Land ownership laws vary widely by State regarding foreign ownership of farmland. At least 14 States specifically limit or prohibit foreign ownership, while others only require reporting to State agencies.
EPA Rejects Petition to Add Regulations for Treated Seed
Last month the EPA issued its decision to reject a 2017 Petition requesting rules for regulating treated seed. Treated seed falls under FIFRA’s “treated articles” exemption, meaning that the treated seed does not need its own FIFRA registration if the pesticide used for the treatment is already registered for such uses. EPA’s decision will end a current lawsuit brought by environmental groups to require EPA to take action on the 2017 Petition. However, a new lawsuit may be filed to challenge EPA’s rejection of the Petition.

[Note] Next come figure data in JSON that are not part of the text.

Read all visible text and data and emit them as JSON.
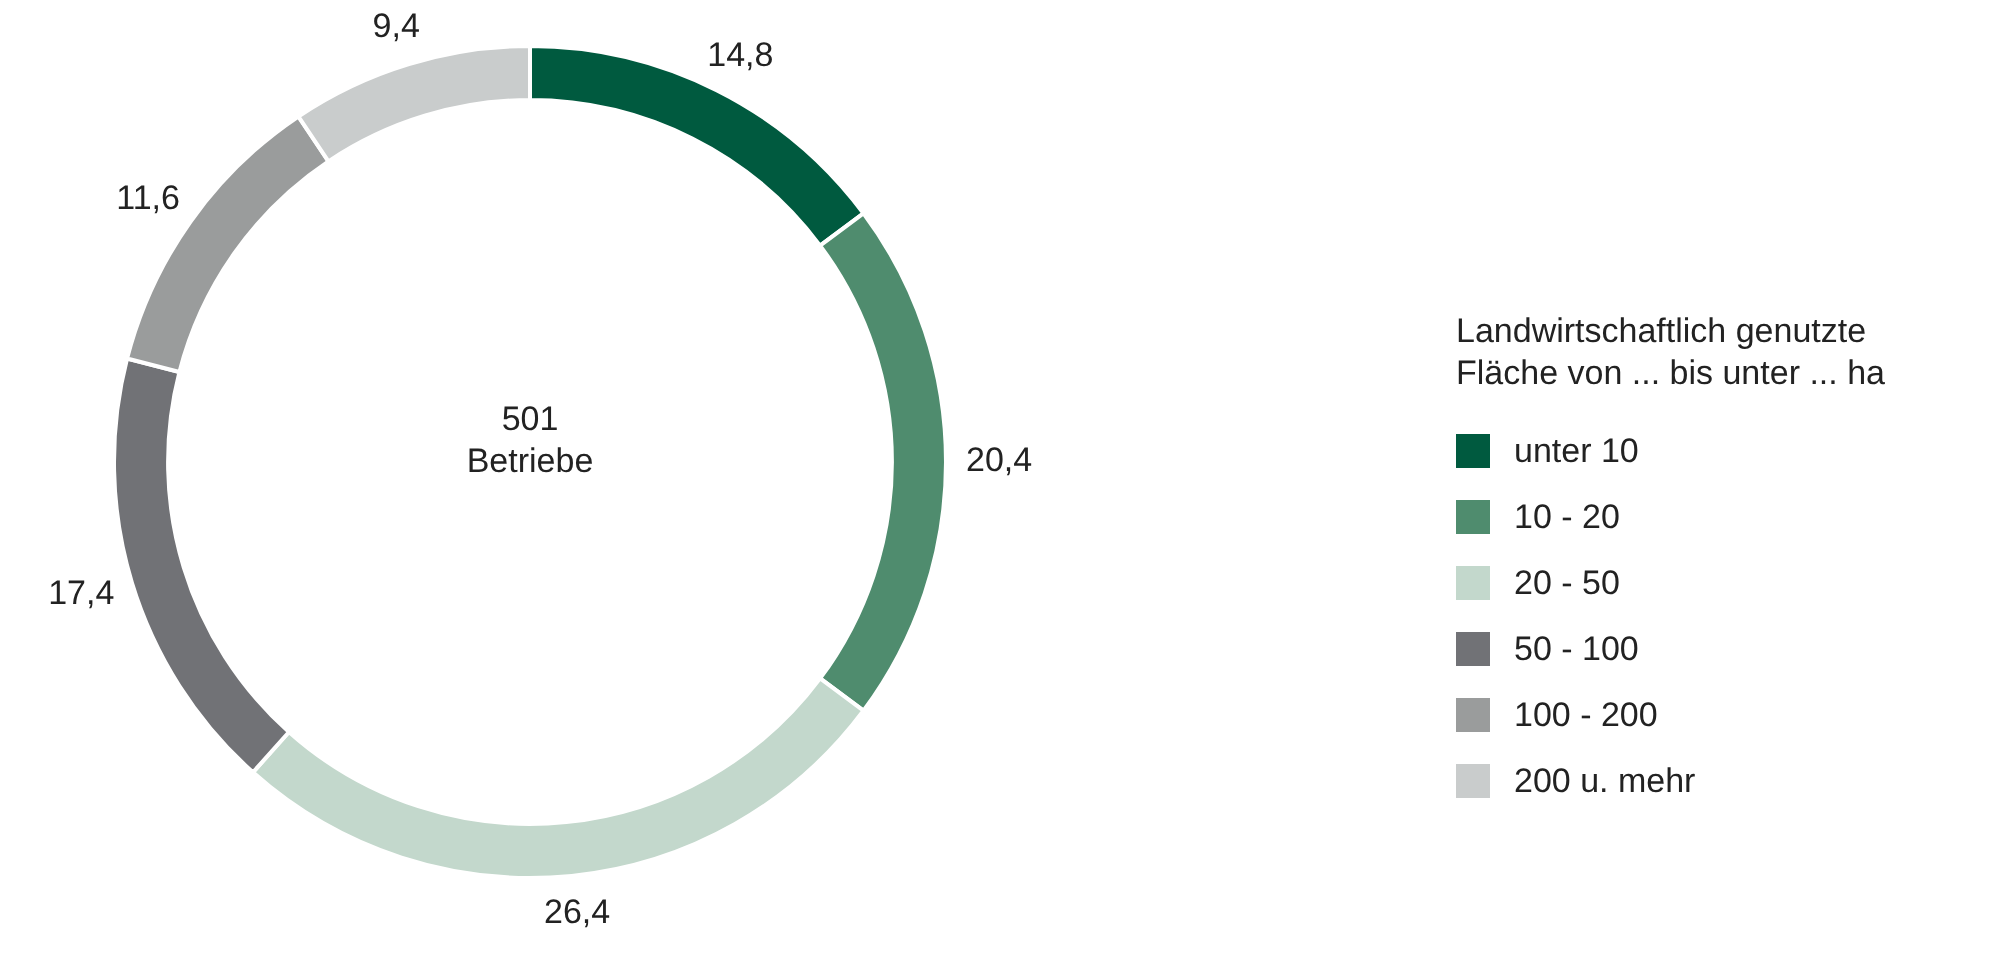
{
  "chart_data": {
    "type": "donut",
    "categories": [
      "unter 10",
      "10 - 20",
      "20 - 50",
      "50 - 100",
      "100 - 200",
      "200 u. mehr"
    ],
    "values": [
      14.8,
      20.4,
      26.4,
      17.4,
      11.6,
      9.4
    ],
    "colors": [
      "#005a3f",
      "#4f8c6e",
      "#c3d8cc",
      "#717276",
      "#9a9c9c",
      "#c9cccc"
    ],
    "value_labels": [
      "14,8",
      "20,4",
      "26,4",
      "17,4",
      "11,6",
      "9,4"
    ],
    "legend": "right",
    "legend_title": "Landwirtschaftlich genutzte\nFläche von ... bis unter ... ha",
    "annotations": [
      "501",
      "Betriebe"
    ]
  }
}
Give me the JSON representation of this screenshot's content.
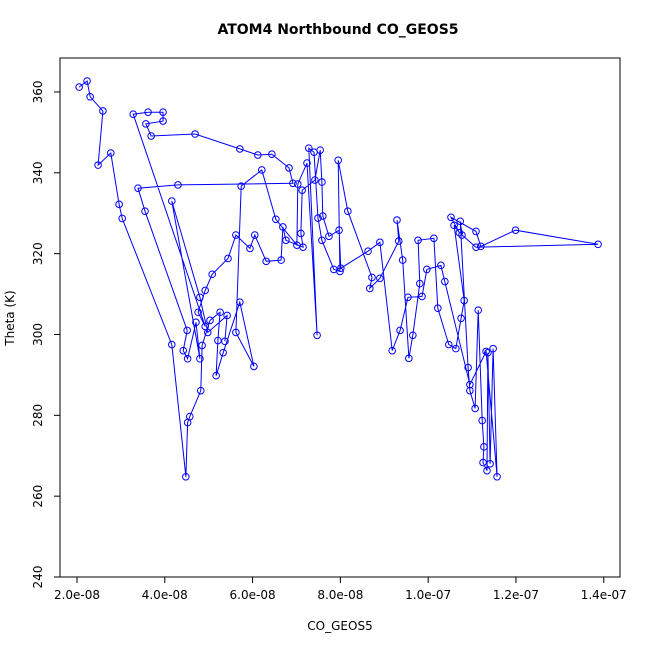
{
  "chart_data": {
    "type": "scatter-line",
    "title": "ATOM4 Northbound CO_GEOS5",
    "x_label": "CO_GEOS5",
    "y_label": "Theta (K)",
    "color": "#0000ff",
    "xlim": [
      1.613e-08,
      1.437e-07
    ],
    "ylim": [
      240,
      368.4
    ],
    "xticks": [
      {
        "value": 2e-08,
        "label": "2.0e-08"
      },
      {
        "value": 4e-08,
        "label": "4.0e-08"
      },
      {
        "value": 6e-08,
        "label": "6.0e-08"
      },
      {
        "value": 8e-08,
        "label": "8.0e-08"
      },
      {
        "value": 1e-07,
        "label": "1.0e-07"
      },
      {
        "value": 1.2e-07,
        "label": "1.2e-07"
      },
      {
        "value": 1.4e-07,
        "label": "1.4e-07"
      }
    ],
    "yticks": [
      240,
      260,
      280,
      300,
      320,
      340,
      360
    ],
    "series": [
      {
        "name": "ATOM4 Northbound",
        "color": "#0000ff",
        "x": [
          2.05e-08,
          2.23e-08,
          2.3e-08,
          2.59e-08,
          2.48e-08,
          2.77e-08,
          2.96e-08,
          3.03e-08,
          4.16e-08,
          4.48e-08,
          4.52e-08,
          4.57e-08,
          4.82e-08,
          4.85e-08,
          5.03e-08,
          5.26e-08,
          5.21e-08,
          5.17e-08,
          5.33e-08,
          5.71e-08,
          6.03e-08,
          5.62e-08,
          5.74e-08,
          6.21e-08,
          6.53e-08,
          7.01e-08,
          7.03e-08,
          7.24e-08,
          7.47e-08,
          7.28e-08,
          7.4e-08,
          7.49e-08,
          7.58e-08,
          7.85e-08,
          7.99e-08,
          7.95e-08,
          8.17e-08,
          8.72e-08,
          8.67e-08,
          8.9e-08,
          9.33e-08,
          9.29e-08,
          9.42e-08,
          9.56e-08,
          9.65e-08,
          9.81e-08,
          9.77e-08,
          1.013e-07,
          1.022e-07,
          1.047e-07,
          1.063e-07,
          1.075e-07,
          1.082e-07,
          1.059e-07,
          1.071e-07,
          1.052e-07,
          1.109e-07,
          1.12e-07,
          1.199e-07,
          1.387e-07,
          1.109e-07,
          1.077e-07,
          1.073e-07,
          1.091e-07,
          1.095e-07,
          1.107e-07,
          1.114e-07,
          1.123e-07,
          1.127e-07,
          1.125e-07,
          1.134e-07,
          1.136e-07,
          1.141e-07,
          1.148e-07,
          1.157e-07,
          1.132e-07,
          1.095e-07,
          1.038e-07,
          1.029e-07,
          9.97e-08,
          9.86e-08,
          9.54e-08,
          9.36e-08,
          9.18e-08,
          8.9e-08,
          8.63e-08,
          8.01e-08,
          7.97e-08,
          7.74e-08,
          7.6e-08,
          7.58e-08,
          7.54e-08,
          7.42e-08,
          7.13e-08,
          7.1e-08,
          7.15e-08,
          6.76e-08,
          6.69e-08,
          6.65e-08,
          6.31e-08,
          6.05e-08,
          5.94e-08,
          5.62e-08,
          5.44e-08,
          5.08e-08,
          4.92e-08,
          4.76e-08,
          4.92e-08,
          3.28e-08,
          3.62e-08,
          3.96e-08,
          3.96e-08,
          3.57e-08,
          3.69e-08,
          4.69e-08,
          5.71e-08,
          6.12e-08,
          6.44e-08,
          6.83e-08,
          6.92e-08,
          4.3e-08,
          3.39e-08,
          3.55e-08,
          4.51e-08,
          4.42e-08,
          4.52e-08,
          4.71e-08,
          4.8e-08,
          4.16e-08,
          4.8e-08,
          4.98e-08,
          5.42e-08,
          5.37e-08
        ],
        "values": [
          361.2,
          362.7,
          358.8,
          355.3,
          341.9,
          344.9,
          332.2,
          328.7,
          297.5,
          264.8,
          278.2,
          279.7,
          286.1,
          297.3,
          303.5,
          305.5,
          298.5,
          289.8,
          295.5,
          308,
          292.1,
          300.5,
          336.7,
          340.7,
          328.5,
          322.1,
          337.2,
          342.4,
          299.8,
          346.1,
          345.1,
          328.8,
          323.3,
          316.1,
          315.6,
          343.1,
          330.5,
          314.1,
          311.4,
          313.9,
          323.1,
          328.3,
          318.4,
          294.1,
          299.8,
          312.6,
          323.3,
          323.8,
          306.5,
          297.5,
          296.5,
          304,
          308.4,
          327,
          325.2,
          329,
          325.5,
          321.8,
          325.8,
          322.3,
          321.6,
          324.6,
          328,
          291.8,
          286.1,
          281.7,
          306,
          278.7,
          272.2,
          268.3,
          266.3,
          295.5,
          268,
          296.5,
          264.8,
          295.8,
          287.6,
          313.1,
          317.1,
          316.1,
          309.4,
          309.2,
          301,
          296,
          322.8,
          320.6,
          316.4,
          325.8,
          324.3,
          329.3,
          337.7,
          345.6,
          338.2,
          335.7,
          325,
          321.6,
          323.3,
          326.6,
          318.4,
          318.1,
          324.6,
          321.3,
          324.6,
          318.8,
          314.9,
          310.9,
          305.5,
          302,
          354.5,
          355,
          355,
          352.8,
          352.1,
          349.1,
          349.6,
          345.9,
          344.4,
          344.6,
          341.2,
          337.4,
          337,
          336.2,
          330.5,
          301,
          296,
          294,
          303,
          294,
          333,
          309.2,
          300.5,
          304.7,
          298.3
        ]
      }
    ]
  }
}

In its rejection, EPA also announced that it intends to seek additional information on whether treated seed is being sold or used in a manner inconsistent with pesticide labeling. The Agency acknowledged that “the seed bag tag labeling is the primary means by which instructions are communicated to downstream distributors, sellers, and users, typically the farmers, of such treated seed.” Thus, EPA intends to further investigate current pesticide labeling for clarity and completeness regarding treated seed and provided two areas of focus:
“EPA intends to ensure that treating pesticide labeling instructions to the user of the treating pesticide include (1) the requirement that seed bag tag labeling accompany the treated seed when distributed and sold; and (2) that such labeling include adequate use, storage, and disposal instructions of the treated seed and that the distribution or sale of the treated seed in a manner inconsistent with those instructions is the distribution or sale of an unregistered pesticide.”
Who Knew Texas Pete Wasn’t From Texas?
A California resident has filed a class-action lawsuit against T.W. Garner Food Co., the maker of Texas Pete brand hot sauce, alleging that he bought the sauce because he thought it was made in Texas, only to later find out that it is made in North Carolina. The branding on the sauce includes a cowboy with a lasso and a white star. The plaintiff claims that he either would not have bought the sauce, or would have paid less than the $3 he bought it for had he known it wasn’t made in Texas. The suit’s claims include deceptive practices and false advertising.